[Nut-upsuser] MGE Evolution and programmable outlets configuration
marco at absence.it
Wed Dec 10 20:52:58 UTC 2008
Arnaud Quette ha scritto:
> [a quick walk through the ml, still from the UDS/Googleplex...]
> Hi Marco,
Hi Arnaud, good to read you!
>> A digression about the fan: it's really annoying not just because it's
>> louder than my 100W computer with 4 fans running (yes, it is), but also
>> because there's no need to keep it spinning all the time in a *small*,
>> *650* UPS generating just a *few* watts during normal use (measured with
>> a watt-meter and both the metal cage and the exhaust air are indeed
>> cold). Replacing it with a quieter fan, although fine for the UPS, means
>> void warranty. I'd like to have a little more attention on this aspect,
>> maybe using a thermoregulated fan, when paying 300 euro.
>> But I should address these critics to MGE rather than the NUT mailing
>> list, I know. However, beyond this issues, the UPS has proven to be a
>> good product, good-looking too :)
> you've been heard ;-)
> the point you might be missing is that the evolution range is a line
> interactive one, but more for small servers.
> and these are generally in some server rooms.
> for something more SOHO focused (and so less noisy), you should have
> opted out for Ellipse MAX (still line interactive, with 2 outlets
> groups too)
Well, I knew about the Ellipse MAX but I preferred the Evolution, which
is pure sine wave. Beyond this you are right, but the basic idea is not
to cool something that don't need to be cooled. For example the APC
Smart-UPSs (really similar to the Evolution line, line-interactive, sine
wave) 750VA and 1000VA are totally fanless. I'm sure that the Evolution
850 and 650 models can run fanless too, at least during normal use
(9-12W don't require an always spinning fan or a fan at all). Moreover I
suppose that nowadays low power UPSs are widespread in offices as much
as in server rooms, expecially the tower versions.
I can now ask you why the Evolution is using two different fan speed if
it supposed to stay in a server room? And, about the heat, where is the
difference, when not running on batteries, beetwen the Ellipse MAX and
the Evolution, fan excluded? Why is the first one fanless while doing
the same thing, with the same tecnology? ;)
Now, let's stop thinking of the fan, I love my Evolution and I like your
presence here. One more reason to prefer MGE. :)
> can I possibly contact you next week, when I'm back to MGE, to get
> some more feedback?
> now about the Powershare, these are things that I should have done for years...
> but since I've taken over the project leadership, there are far too
> many things I've not been able to give time to.
> now, the situation has evolved since my Eaton'isation. I'll have more
> and more time, and possibly somebody to work with me (but the crisis
> might void this point in the short run though).
(I know, in these weeks many projects are being delayed or stopped)

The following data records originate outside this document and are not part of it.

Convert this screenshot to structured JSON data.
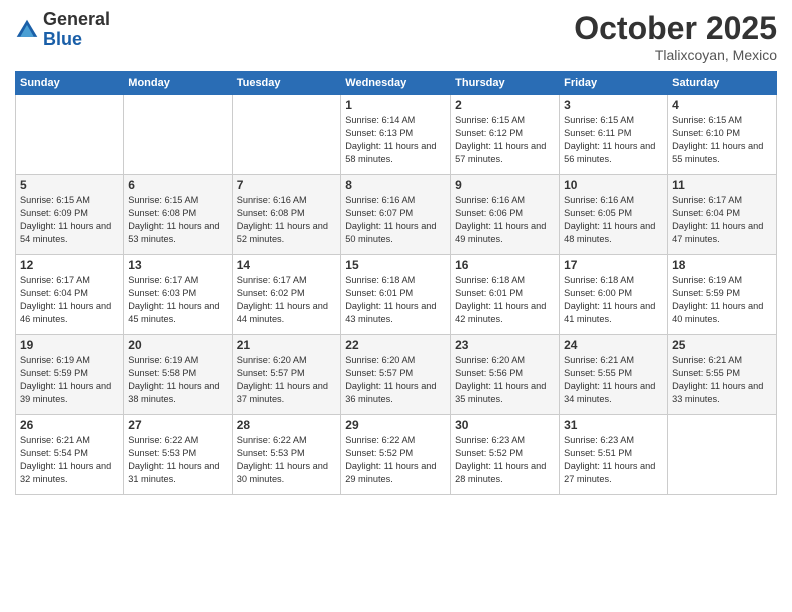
{
  "header": {
    "logo_general": "General",
    "logo_blue": "Blue",
    "month": "October 2025",
    "location": "Tlalixcoyan, Mexico"
  },
  "weekdays": [
    "Sunday",
    "Monday",
    "Tuesday",
    "Wednesday",
    "Thursday",
    "Friday",
    "Saturday"
  ],
  "weeks": [
    [
      {
        "day": "",
        "info": ""
      },
      {
        "day": "",
        "info": ""
      },
      {
        "day": "",
        "info": ""
      },
      {
        "day": "1",
        "info": "Sunrise: 6:14 AM\nSunset: 6:13 PM\nDaylight: 11 hours\nand 58 minutes."
      },
      {
        "day": "2",
        "info": "Sunrise: 6:15 AM\nSunset: 6:12 PM\nDaylight: 11 hours\nand 57 minutes."
      },
      {
        "day": "3",
        "info": "Sunrise: 6:15 AM\nSunset: 6:11 PM\nDaylight: 11 hours\nand 56 minutes."
      },
      {
        "day": "4",
        "info": "Sunrise: 6:15 AM\nSunset: 6:10 PM\nDaylight: 11 hours\nand 55 minutes."
      }
    ],
    [
      {
        "day": "5",
        "info": "Sunrise: 6:15 AM\nSunset: 6:09 PM\nDaylight: 11 hours\nand 54 minutes."
      },
      {
        "day": "6",
        "info": "Sunrise: 6:15 AM\nSunset: 6:08 PM\nDaylight: 11 hours\nand 53 minutes."
      },
      {
        "day": "7",
        "info": "Sunrise: 6:16 AM\nSunset: 6:08 PM\nDaylight: 11 hours\nand 52 minutes."
      },
      {
        "day": "8",
        "info": "Sunrise: 6:16 AM\nSunset: 6:07 PM\nDaylight: 11 hours\nand 50 minutes."
      },
      {
        "day": "9",
        "info": "Sunrise: 6:16 AM\nSunset: 6:06 PM\nDaylight: 11 hours\nand 49 minutes."
      },
      {
        "day": "10",
        "info": "Sunrise: 6:16 AM\nSunset: 6:05 PM\nDaylight: 11 hours\nand 48 minutes."
      },
      {
        "day": "11",
        "info": "Sunrise: 6:17 AM\nSunset: 6:04 PM\nDaylight: 11 hours\nand 47 minutes."
      }
    ],
    [
      {
        "day": "12",
        "info": "Sunrise: 6:17 AM\nSunset: 6:04 PM\nDaylight: 11 hours\nand 46 minutes."
      },
      {
        "day": "13",
        "info": "Sunrise: 6:17 AM\nSunset: 6:03 PM\nDaylight: 11 hours\nand 45 minutes."
      },
      {
        "day": "14",
        "info": "Sunrise: 6:17 AM\nSunset: 6:02 PM\nDaylight: 11 hours\nand 44 minutes."
      },
      {
        "day": "15",
        "info": "Sunrise: 6:18 AM\nSunset: 6:01 PM\nDaylight: 11 hours\nand 43 minutes."
      },
      {
        "day": "16",
        "info": "Sunrise: 6:18 AM\nSunset: 6:01 PM\nDaylight: 11 hours\nand 42 minutes."
      },
      {
        "day": "17",
        "info": "Sunrise: 6:18 AM\nSunset: 6:00 PM\nDaylight: 11 hours\nand 41 minutes."
      },
      {
        "day": "18",
        "info": "Sunrise: 6:19 AM\nSunset: 5:59 PM\nDaylight: 11 hours\nand 40 minutes."
      }
    ],
    [
      {
        "day": "19",
        "info": "Sunrise: 6:19 AM\nSunset: 5:59 PM\nDaylight: 11 hours\nand 39 minutes."
      },
      {
        "day": "20",
        "info": "Sunrise: 6:19 AM\nSunset: 5:58 PM\nDaylight: 11 hours\nand 38 minutes."
      },
      {
        "day": "21",
        "info": "Sunrise: 6:20 AM\nSunset: 5:57 PM\nDaylight: 11 hours\nand 37 minutes."
      },
      {
        "day": "22",
        "info": "Sunrise: 6:20 AM\nSunset: 5:57 PM\nDaylight: 11 hours\nand 36 minutes."
      },
      {
        "day": "23",
        "info": "Sunrise: 6:20 AM\nSunset: 5:56 PM\nDaylight: 11 hours\nand 35 minutes."
      },
      {
        "day": "24",
        "info": "Sunrise: 6:21 AM\nSunset: 5:55 PM\nDaylight: 11 hours\nand 34 minutes."
      },
      {
        "day": "25",
        "info": "Sunrise: 6:21 AM\nSunset: 5:55 PM\nDaylight: 11 hours\nand 33 minutes."
      }
    ],
    [
      {
        "day": "26",
        "info": "Sunrise: 6:21 AM\nSunset: 5:54 PM\nDaylight: 11 hours\nand 32 minutes."
      },
      {
        "day": "27",
        "info": "Sunrise: 6:22 AM\nSunset: 5:53 PM\nDaylight: 11 hours\nand 31 minutes."
      },
      {
        "day": "28",
        "info": "Sunrise: 6:22 AM\nSunset: 5:53 PM\nDaylight: 11 hours\nand 30 minutes."
      },
      {
        "day": "29",
        "info": "Sunrise: 6:22 AM\nSunset: 5:52 PM\nDaylight: 11 hours\nand 29 minutes."
      },
      {
        "day": "30",
        "info": "Sunrise: 6:23 AM\nSunset: 5:52 PM\nDaylight: 11 hours\nand 28 minutes."
      },
      {
        "day": "31",
        "info": "Sunrise: 6:23 AM\nSunset: 5:51 PM\nDaylight: 11 hours\nand 27 minutes."
      },
      {
        "day": "",
        "info": ""
      }
    ]
  ]
}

I have a couple of questions for you.
1) It's not clear to me whether the UPS is going to reboot or not when
mains is back again, if it has not been shutted down. Let's consider the
VoIP phone example, if I drain as much as I can my batteries (with the
deep discharge protection on) and the UPS is not shutted down by any
computer before it stops, is it going to reboot when power is restored?

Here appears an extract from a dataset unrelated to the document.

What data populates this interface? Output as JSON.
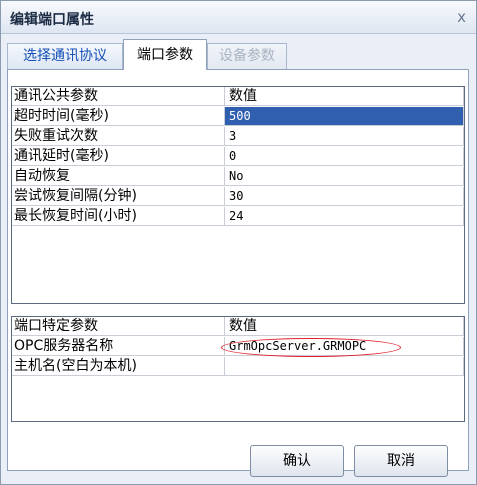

I suppose it's not going to reboot in case the power is restored before
the UPS is dead, right?
2) The NUT documentation states that, usually, the event triggering the
computer(s) shutdown is the "low battery" state (or a timer when using
upssched). Now I see in psp (for windows, since there is no psp amd64
for linux :P) that it is possible to call the system shutdown on the
basis of (3) differen criteria. Moreover the "battery charge" criteria
seems not to be related with the low battery precentage (the one
activating the low battery alarm). Is this right? If so, why under NUT
is the "low battery" state the only one setting/criteria triggering the
system shutdown? It would be comfortable to start the power down
procedure when a certain battery charge is reached (not necessarily the
low battery percentage) or when there are still X seconds of runtime
available. The good thing is that the same method can be applied to the
switchable outles. For example I can set the UPS to cut the power on the
outlet.1 when the batteries are at 55% and have NUT starting the
shutdown procedure when the charge is lower than 70%. Or I can start the
system shutdown at 70% and before halting set outlet.1.delay.shutdown.

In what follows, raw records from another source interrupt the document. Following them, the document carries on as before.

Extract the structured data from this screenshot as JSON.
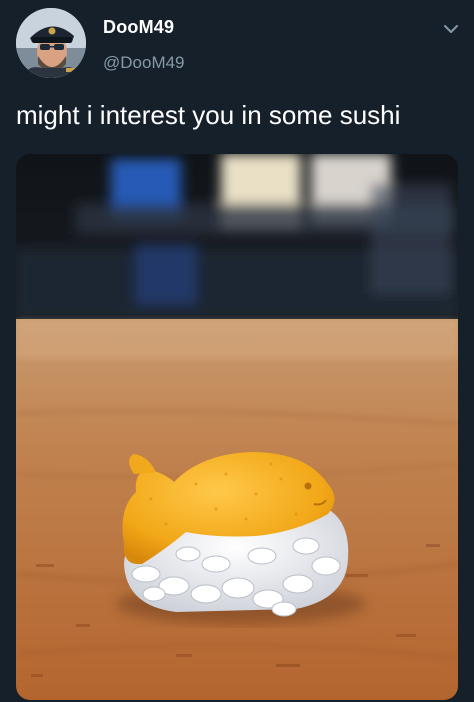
{
  "author": {
    "display_name": "DooM49",
    "handle": "@DooM49",
    "avatar_icon": "user-avatar"
  },
  "tweet": {
    "text": "might i interest you in some sushi"
  },
  "media": {
    "alt_icon": "photo-goldfish-cracker-nigiri"
  },
  "menu": {
    "icon": "chevron-down-icon"
  },
  "colors": {
    "background": "#15202b",
    "text_primary": "#ffffff",
    "text_secondary": "#8899a6"
  }
}
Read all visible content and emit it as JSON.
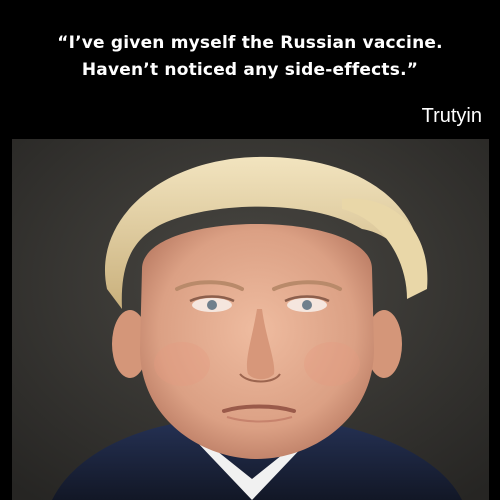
{
  "quote": {
    "line1": "“I’ve given myself the Russian vaccine.",
    "line2": "Haven’t noticed any side-effects.”"
  },
  "credit": "Trutyin",
  "colors": {
    "background": "#000000",
    "text": "#ffffff",
    "photo_background": "#3a3936",
    "hair": "#dcc89a",
    "skin": "#e3a98d",
    "suit": "#1b2236",
    "shirt": "#f1f1f1"
  },
  "photo": {
    "description_icon": "portrait-photo"
  }
}
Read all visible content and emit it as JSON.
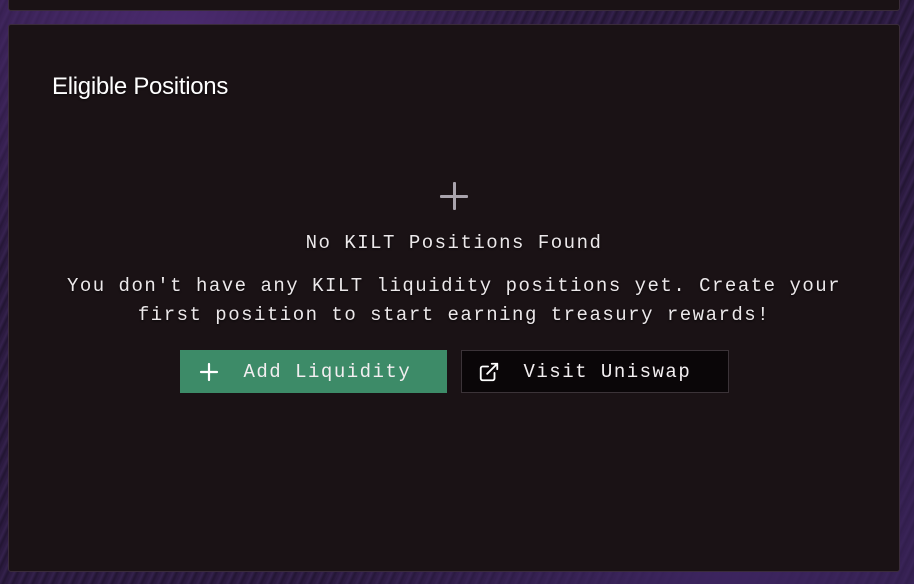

Unfortunately this require the system(s) to be aware of the outlet
it(they) are using, and is going to complicate the NUT architecture, but
such behaviour would make it *really* powerful! The "low battery" state
can be still useful, to make systems shutdown as fast as they can,
eventually calling the UPS shutdown too. Maybe it can be used as event
for the last computer running, the one controlling the UPS, for example.
However I don't know if this can be achived easly, but maybe it sound
interesting and something can be done... just let me know your opinion!
Many thanks for your attention and thanks for this chat.